A Meta-Analysis Strategy for Gene Prioritization Using Gene Expression, SNP Genotype, and eQTL Data

Bio-Intelligence & Data Mining Lab, School of Electronics Engineering, Kyungpook National University, 1370 Sankyuk-dong, Buk-gu, Daegu 702-701, Republic of Korea

Received 26 August 2014; Revised 20 October 2014; Accepted 21 October 2014

Academic Editor: Mingyue Zheng

Copyright © 2015 Jingmin Che and Miyoung Shin. This is an open access article distributed under the Creative Commons Attribution License, which permits unrestricted use, distribution, and reproduction in any medium, provided the original work is properly cited.

Abstract

In order to understand disease pathogenesis, improve medical diagnosis, or discover effective drug targets, it is important to identify significant genes deeply involved in human disease.
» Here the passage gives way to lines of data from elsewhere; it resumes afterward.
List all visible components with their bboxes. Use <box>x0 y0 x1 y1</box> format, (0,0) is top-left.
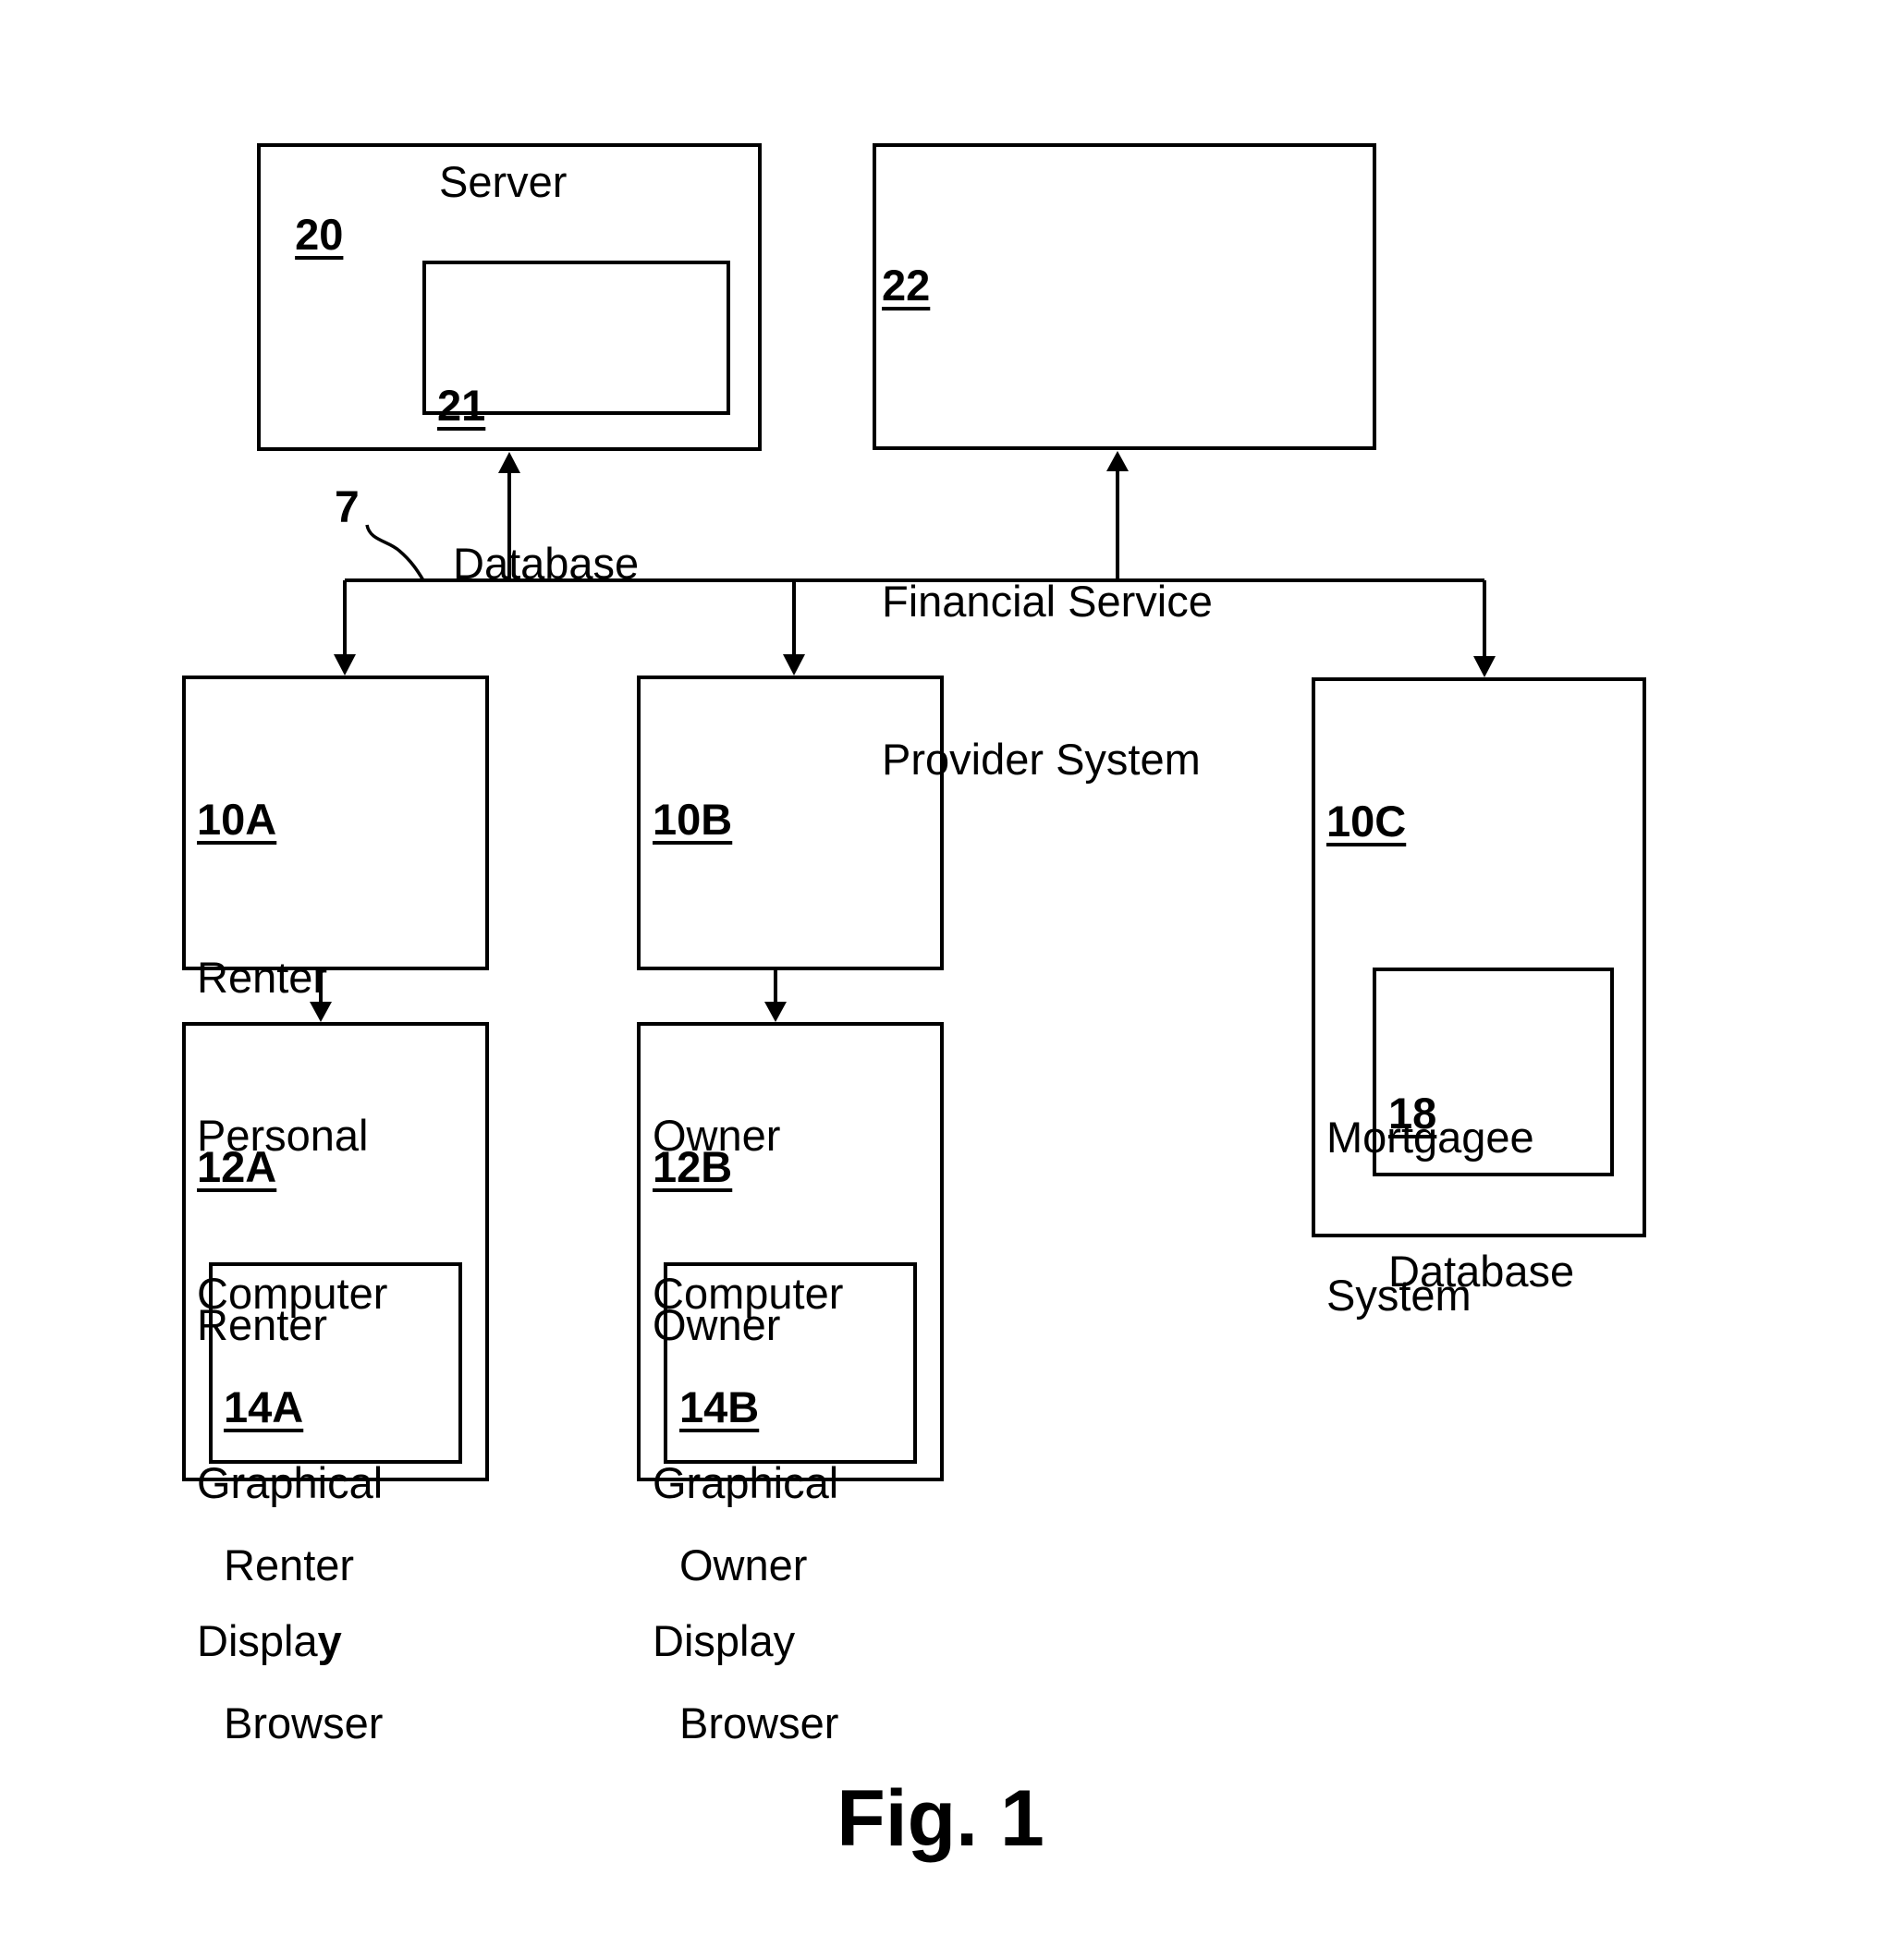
figure-caption: Fig. 1 <box>837 1774 1044 1863</box>
server-database-title: Database <box>453 539 640 588</box>
renter-browser-line-2: Browser <box>224 1698 384 1747</box>
renter-browser-line-1: Renter <box>224 1540 355 1589</box>
server-database-label: 21 Database <box>437 274 639 642</box>
owner-browser-line-2: Browser <box>679 1698 839 1747</box>
renter-pc-line-1: Renter <box>197 953 328 1002</box>
arrowhead-mortgagee <box>1473 656 1496 677</box>
server-title: Server <box>439 157 568 206</box>
fsp-title-line-1: Financial Service <box>882 577 1213 626</box>
server-database-ref-number: 21 <box>437 381 486 430</box>
network-ref-label: 7 <box>335 483 360 532</box>
renter-browser-ref-number: 14A <box>224 1382 304 1431</box>
server-ref-number: 20 <box>295 210 344 259</box>
mortgagee-ref-number: 10C <box>1326 797 1407 846</box>
fsp-ref-number: 22 <box>882 261 931 310</box>
renter-browser-label: 14A Renter Browser <box>224 1275 383 1802</box>
owner-browser-label: 14B Owner Browser <box>679 1275 838 1802</box>
renter-pc-ref-number: 10A <box>197 795 277 844</box>
owner-pc-ref-number: 10B <box>653 795 733 844</box>
arrowhead-renter-pc <box>334 654 356 676</box>
owner-display-ref-number: 12B <box>653 1142 733 1191</box>
owner-browser-ref-number: 14B <box>679 1382 760 1431</box>
mortgagee-database-label: 18 Database <box>1388 981 1574 1350</box>
arrowhead-owner-pc <box>783 654 805 676</box>
mortgagee-database-line-1: Database <box>1388 1247 1575 1296</box>
renter-display-ref-number: 12A <box>197 1142 277 1191</box>
mortgagee-database-ref-number: 18 <box>1388 1089 1437 1138</box>
server-label: 20 <box>271 155 343 261</box>
owner-browser-line-1: Owner <box>679 1540 808 1589</box>
network-leader-line <box>365 524 425 581</box>
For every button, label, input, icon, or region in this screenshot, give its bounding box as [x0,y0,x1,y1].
For this purpose, many earlier approaches attempted to prioritize candidate genes using gene expression profiles or SNP genotype data, but they often suffer from producing many false-positive results. To address this issue, in this paper, we propose a meta-analysis strategy for gene prioritization that employs three different genetic resources—gene expression data, single nucleotide polymorphism (SNP) genotype data, and expression quantitative trait loci (eQTL) data—in an integrative manner. For integration, we utilized an improved technique for the order of preference by similarity to ideal solution (TOPSIS) to combine scores from distinct resources. This method was evaluated on two publicly available datasets regarding prostate cancer and lung cancer to identify disease-related genes. Consequently, our proposed strategy for gene prioritization showed its superiority to conventional methods in discovering significant disease-related genes with several types of genetic resources, while making good use of potential complementarities among available resources.